Closed AustinHartman closed 3 years ago
Hi,
it is not an edge case, but the intended implementation. Pile::FindValidRegion
searches for the longest region with coverage above 4.
Best regards, Robert
Thanks for clarifying the intended implementation. Under the current implementation I don't think Pile::FindValidRegion
finds the longest region with coverage above 4 when the longest region includes the last value in data_. Is this a bug?
In the example above, the reason why end!=9 is because of the value 3 at position 4. The first and last value in data_ should always equal to 0 (I am +-1 begin/end of each overlap at https://github.com/lbcb-sci/raven/blob/master/src/pile.cpp#L42-L43).
I see - thanks for pointing me to those lines. Still, I don't understand how the implementation would find the longest region in an example such as data=[0, 5, 0, 5, 5, 5, 5] with coverage=4. I would expected (begin, end) to be (3, 7) (or (3, 6) if the final position should always equal 0).
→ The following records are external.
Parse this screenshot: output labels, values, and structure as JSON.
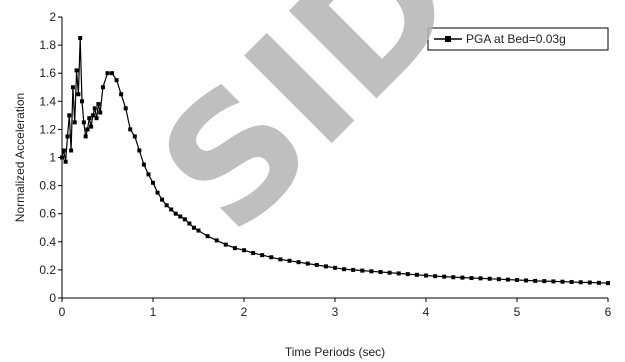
{
  "chart_data": {
    "type": "line",
    "xlabel": "Time Periods (sec)",
    "ylabel": "Normalized Acceleration",
    "xlim": [
      0,
      6
    ],
    "ylim": [
      0,
      2
    ],
    "xticks": [
      0,
      1,
      2,
      3,
      4,
      5,
      6
    ],
    "yticks": [
      0,
      0.2,
      0.4,
      0.6,
      0.8,
      1,
      1.2,
      1.4,
      1.6,
      1.8,
      2
    ],
    "ytick_labels": [
      "0",
      "0.2",
      "0.4",
      "0.6",
      "0.8",
      "1",
      "1.2",
      "1.4",
      "1.6",
      "1.8",
      "2"
    ],
    "grid": false,
    "legend_position": "top-right",
    "watermark": "SID",
    "series": [
      {
        "name": "PGA at Bed=0.03g",
        "color": "#000000",
        "marker": "square",
        "x": [
          0.0,
          0.02,
          0.04,
          0.06,
          0.08,
          0.1,
          0.12,
          0.14,
          0.16,
          0.18,
          0.2,
          0.22,
          0.24,
          0.26,
          0.28,
          0.3,
          0.32,
          0.34,
          0.36,
          0.38,
          0.4,
          0.42,
          0.45,
          0.5,
          0.55,
          0.6,
          0.65,
          0.7,
          0.75,
          0.8,
          0.85,
          0.9,
          0.95,
          1.0,
          1.05,
          1.1,
          1.15,
          1.2,
          1.25,
          1.3,
          1.35,
          1.4,
          1.45,
          1.5,
          1.6,
          1.7,
          1.8,
          1.9,
          2.0,
          2.1,
          2.2,
          2.3,
          2.4,
          2.5,
          2.6,
          2.7,
          2.8,
          2.9,
          3.0,
          3.1,
          3.2,
          3.3,
          3.4,
          3.5,
          3.6,
          3.7,
          3.8,
          3.9,
          4.0,
          4.1,
          4.2,
          4.3,
          4.4,
          4.5,
          4.6,
          4.7,
          4.8,
          4.9,
          5.0,
          5.1,
          5.2,
          5.3,
          5.4,
          5.5,
          5.6,
          5.7,
          5.8,
          5.9,
          6.0
        ],
        "y": [
          1.0,
          1.05,
          0.97,
          1.15,
          1.3,
          1.05,
          1.5,
          1.25,
          1.62,
          1.45,
          1.85,
          1.4,
          1.25,
          1.15,
          1.2,
          1.28,
          1.22,
          1.3,
          1.35,
          1.28,
          1.38,
          1.32,
          1.5,
          1.6,
          1.6,
          1.55,
          1.45,
          1.35,
          1.2,
          1.15,
          1.05,
          0.95,
          0.88,
          0.82,
          0.75,
          0.7,
          0.66,
          0.63,
          0.6,
          0.58,
          0.56,
          0.53,
          0.5,
          0.48,
          0.44,
          0.41,
          0.38,
          0.355,
          0.34,
          0.32,
          0.305,
          0.29,
          0.275,
          0.265,
          0.255,
          0.245,
          0.235,
          0.225,
          0.215,
          0.205,
          0.2,
          0.195,
          0.19,
          0.185,
          0.18,
          0.175,
          0.17,
          0.165,
          0.16,
          0.155,
          0.152,
          0.148,
          0.145,
          0.142,
          0.14,
          0.137,
          0.134,
          0.131,
          0.128,
          0.125,
          0.122,
          0.12,
          0.118,
          0.116,
          0.114,
          0.112,
          0.11,
          0.108,
          0.106
        ]
      }
    ]
  }
}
It seems the current implementation would return (1, 2) since the region must be looped over completely before updating begin and end.
data_
will always look like [0, x, x, x, ..., x, x, 0]
. Your example would be [0, 5, 0, 5, 5, 5, 5, 0], and begin,end would equal to (3,7). In the case where the last value would be bigger than 4, the implementation would not properly find the last end. But as I stated, the array will always begin with 0 and end with 0.
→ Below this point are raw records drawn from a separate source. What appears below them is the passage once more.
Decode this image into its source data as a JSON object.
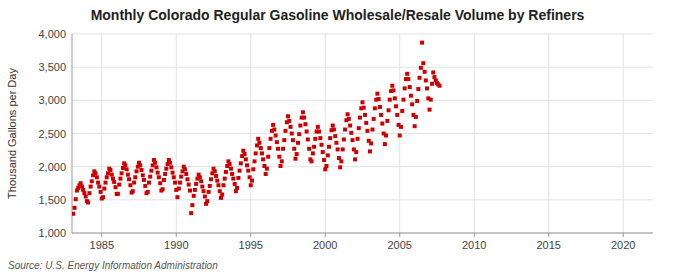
{
  "chart_data": {
    "type": "scatter",
    "title": "Monthly Colorado Regular Gasoline Wholesale/Resale Volume by Refiners",
    "y_label": "Thousand Gallons per Day",
    "source": "Source: U.S. Energy Information Administration",
    "color": "#CC0000",
    "marker": "square",
    "grid": true,
    "xlim": [
      1983,
      2022
    ],
    "ylim": [
      1000,
      4000
    ],
    "xticks": [
      1985,
      1990,
      1995,
      2000,
      2005,
      2010,
      2015,
      2020
    ],
    "yticks": [
      {
        "value": 1000,
        "label": "1,000"
      },
      {
        "value": 1500,
        "label": "1,500"
      },
      {
        "value": 2000,
        "label": "2,000"
      },
      {
        "value": 2500,
        "label": "2,500"
      },
      {
        "value": 3000,
        "label": "3,000"
      },
      {
        "value": 3500,
        "label": "3,500"
      },
      {
        "value": 4000,
        "label": "4,000"
      }
    ],
    "x": [
      1983.08,
      1983.17,
      1983.25,
      1983.33,
      1983.42,
      1983.5,
      1983.58,
      1983.67,
      1983.75,
      1983.83,
      1983.92,
      1984.0,
      1984.08,
      1984.17,
      1984.25,
      1984.33,
      1984.42,
      1984.5,
      1984.58,
      1984.67,
      1984.75,
      1984.83,
      1984.92,
      1985.0,
      1985.08,
      1985.17,
      1985.25,
      1985.33,
      1985.42,
      1985.5,
      1985.58,
      1985.67,
      1985.75,
      1985.83,
      1985.92,
      1986.0,
      1986.08,
      1986.17,
      1986.25,
      1986.33,
      1986.42,
      1986.5,
      1986.58,
      1986.67,
      1986.75,
      1986.83,
      1986.92,
      1987.0,
      1987.08,
      1987.17,
      1987.25,
      1987.33,
      1987.42,
      1987.5,
      1987.58,
      1987.67,
      1987.75,
      1987.83,
      1987.92,
      1988.0,
      1988.08,
      1988.17,
      1988.25,
      1988.33,
      1988.42,
      1988.5,
      1988.58,
      1988.67,
      1988.75,
      1988.83,
      1988.92,
      1989.0,
      1989.08,
      1989.17,
      1989.25,
      1989.33,
      1989.42,
      1989.5,
      1989.58,
      1989.67,
      1989.75,
      1989.83,
      1989.92,
      1990.0,
      1990.08,
      1990.17,
      1990.25,
      1990.33,
      1990.42,
      1990.5,
      1990.58,
      1990.67,
      1990.75,
      1990.83,
      1990.92,
      1991.0,
      1991.08,
      1991.17,
      1991.25,
      1991.33,
      1991.42,
      1991.5,
      1991.58,
      1991.67,
      1991.75,
      1991.83,
      1991.92,
      1992.0,
      1992.08,
      1992.17,
      1992.25,
      1992.33,
      1992.42,
      1992.5,
      1992.58,
      1992.67,
      1992.75,
      1992.83,
      1992.92,
      1993.0,
      1993.08,
      1993.17,
      1993.25,
      1993.33,
      1993.42,
      1993.5,
      1993.58,
      1993.67,
      1993.75,
      1993.83,
      1993.92,
      1994.0,
      1994.08,
      1994.17,
      1994.25,
      1994.33,
      1994.42,
      1994.5,
      1994.58,
      1994.67,
      1994.75,
      1994.83,
      1994.92,
      1995.0,
      1995.08,
      1995.17,
      1995.25,
      1995.33,
      1995.42,
      1995.5,
      1995.58,
      1995.67,
      1995.75,
      1995.83,
      1995.92,
      1996.0,
      1996.08,
      1996.17,
      1996.25,
      1996.33,
      1996.42,
      1996.5,
      1996.58,
      1996.67,
      1996.75,
      1996.83,
      1996.92,
      1997.0,
      1997.08,
      1997.17,
      1997.25,
      1997.33,
      1997.42,
      1997.5,
      1997.58,
      1997.67,
      1997.75,
      1997.83,
      1997.92,
      1998.0,
      1998.08,
      1998.17,
      1998.25,
      1998.33,
      1998.42,
      1998.5,
      1998.58,
      1998.67,
      1998.75,
      1998.83,
      1998.92,
      1999.0,
      1999.08,
      1999.17,
      1999.25,
      1999.33,
      1999.42,
      1999.5,
      1999.58,
      1999.67,
      1999.75,
      1999.83,
      1999.92,
      2000.0,
      2000.08,
      2000.17,
      2000.25,
      2000.33,
      2000.42,
      2000.5,
      2000.58,
      2000.67,
      2000.75,
      2000.83,
      2000.92,
      2001.0,
      2001.08,
      2001.17,
      2001.25,
      2001.33,
      2001.42,
      2001.5,
      2001.58,
      2001.67,
      2001.75,
      2001.83,
      2001.92,
      2002.0,
      2002.08,
      2002.17,
      2002.25,
      2002.33,
      2002.42,
      2002.5,
      2002.58,
      2002.67,
      2002.75,
      2002.83,
      2002.92,
      2003.0,
      2003.08,
      2003.17,
      2003.25,
      2003.33,
      2003.42,
      2003.5,
      2003.58,
      2003.67,
      2003.75,
      2003.83,
      2003.92,
      2004.0,
      2004.08,
      2004.17,
      2004.25,
      2004.33,
      2004.42,
      2004.5,
      2004.58,
      2004.67,
      2004.75,
      2004.83,
      2004.92,
      2005.0,
      2005.08,
      2005.17,
      2005.25,
      2005.33,
      2005.42,
      2005.5,
      2005.58,
      2005.67,
      2005.75,
      2005.83,
      2005.92,
      2006.0,
      2006.08,
      2006.17,
      2006.25,
      2006.33,
      2006.42,
      2006.5,
      2006.58,
      2006.67,
      2006.75,
      2006.83,
      2006.92,
      2007.0,
      2007.08,
      2007.17,
      2007.25,
      2007.33,
      2007.42,
      2007.5,
      2007.58,
      2007.67
    ],
    "values": [
      1290,
      1380,
      1510,
      1640,
      1680,
      1720,
      1750,
      1700,
      1650,
      1600,
      1550,
      1480,
      1460,
      1600,
      1700,
      1780,
      1870,
      1930,
      1900,
      1840,
      1760,
      1700,
      1620,
      1520,
      1540,
      1670,
      1760,
      1840,
      1900,
      1970,
      1950,
      1880,
      1820,
      1770,
      1690,
      1590,
      1590,
      1730,
      1820,
      1900,
      1980,
      2050,
      2020,
      1960,
      1880,
      1810,
      1720,
      1610,
      1630,
      1760,
      1840,
      1930,
      2000,
      2060,
      2020,
      1950,
      1870,
      1800,
      1710,
      1600,
      1620,
      1760,
      1850,
      1940,
      2020,
      2100,
      2060,
      1990,
      1910,
      1840,
      1750,
      1640,
      1660,
      1800,
      1890,
      1970,
      2040,
      2100,
      2060,
      1990,
      1910,
      1840,
      1760,
      1650,
      1540,
      1670,
      1760,
      1850,
      1930,
      2000,
      1960,
      1890,
      1810,
      1730,
      1640,
      1300,
      1420,
      1560,
      1650,
      1740,
      1820,
      1880,
      1840,
      1780,
      1700,
      1630,
      1550,
      1440,
      1480,
      1620,
      1710,
      1810,
      1900,
      1970,
      1930,
      1860,
      1790,
      1720,
      1630,
      1530,
      1580,
      1720,
      1820,
      1920,
      2010,
      2080,
      2040,
      1970,
      1890,
      1820,
      1740,
      1630,
      1680,
      1830,
      1940,
      2050,
      2160,
      2240,
      2190,
      2110,
      2020,
      1940,
      1840,
      1720,
      1790,
      1960,
      2080,
      2200,
      2320,
      2420,
      2360,
      2280,
      2200,
      2110,
      2010,
      1890,
      1970,
      2150,
      2280,
      2420,
      2540,
      2630,
      2560,
      2470,
      2370,
      2270,
      2150,
      2010,
      2080,
      2270,
      2400,
      2540,
      2670,
      2760,
      2690,
      2600,
      2500,
      2400,
      2270,
      2120,
      2190,
      2360,
      2490,
      2620,
      2740,
      2820,
      2740,
      2640,
      2530,
      2410,
      2270,
      2110,
      2080,
      2200,
      2300,
      2420,
      2530,
      2600,
      2530,
      2430,
      2330,
      2220,
      2100,
      1960,
      2010,
      2170,
      2300,
      2430,
      2550,
      2620,
      2560,
      2460,
      2360,
      2260,
      2130,
      1990,
      2080,
      2260,
      2410,
      2560,
      2700,
      2790,
      2720,
      2620,
      2510,
      2400,
      2260,
      2110,
      2220,
      2420,
      2580,
      2740,
      2880,
      2970,
      2890,
      2780,
      2660,
      2540,
      2390,
      2230,
      2350,
      2560,
      2720,
      2880,
      3010,
      3100,
      3020,
      2900,
      2780,
      2650,
      2500,
      2340,
      2470,
      2690,
      2850,
      3010,
      3140,
      3220,
      3150,
      3030,
      2910,
      2780,
      2630,
      2470,
      2600,
      2840,
      3010,
      3180,
      3320,
      3400,
      3320,
      3200,
      3070,
      2940,
      2780,
      2610,
      2750,
      2990,
      3170,
      3340,
      3490,
      3870,
      3560,
      3430,
      3300,
      3180,
      3030,
      2860,
      3010,
      3250,
      3420,
      3350,
      3300,
      3260,
      3240,
      3220
    ]
  }
}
Ah I see now, thank you for taking the time to explain
No worries :)
Hi,
I noticed the function FindValidRegions seems to not pick up the longest valid region if the region continues up to the final position in data. For example, if data = [0, 5, 6, 5, 3, 5, 6, 6, 5] and coverage = 4, the current function would set begin=1 and end=4 whereas this proposed change would set begin=5 and end=9.
I ran the same E. coli data on a baseline build and a build using the modification here, and didn't observe any changes in the final assembly, but perhaps there are datasets where this edge case would apply.
Let me know what you think.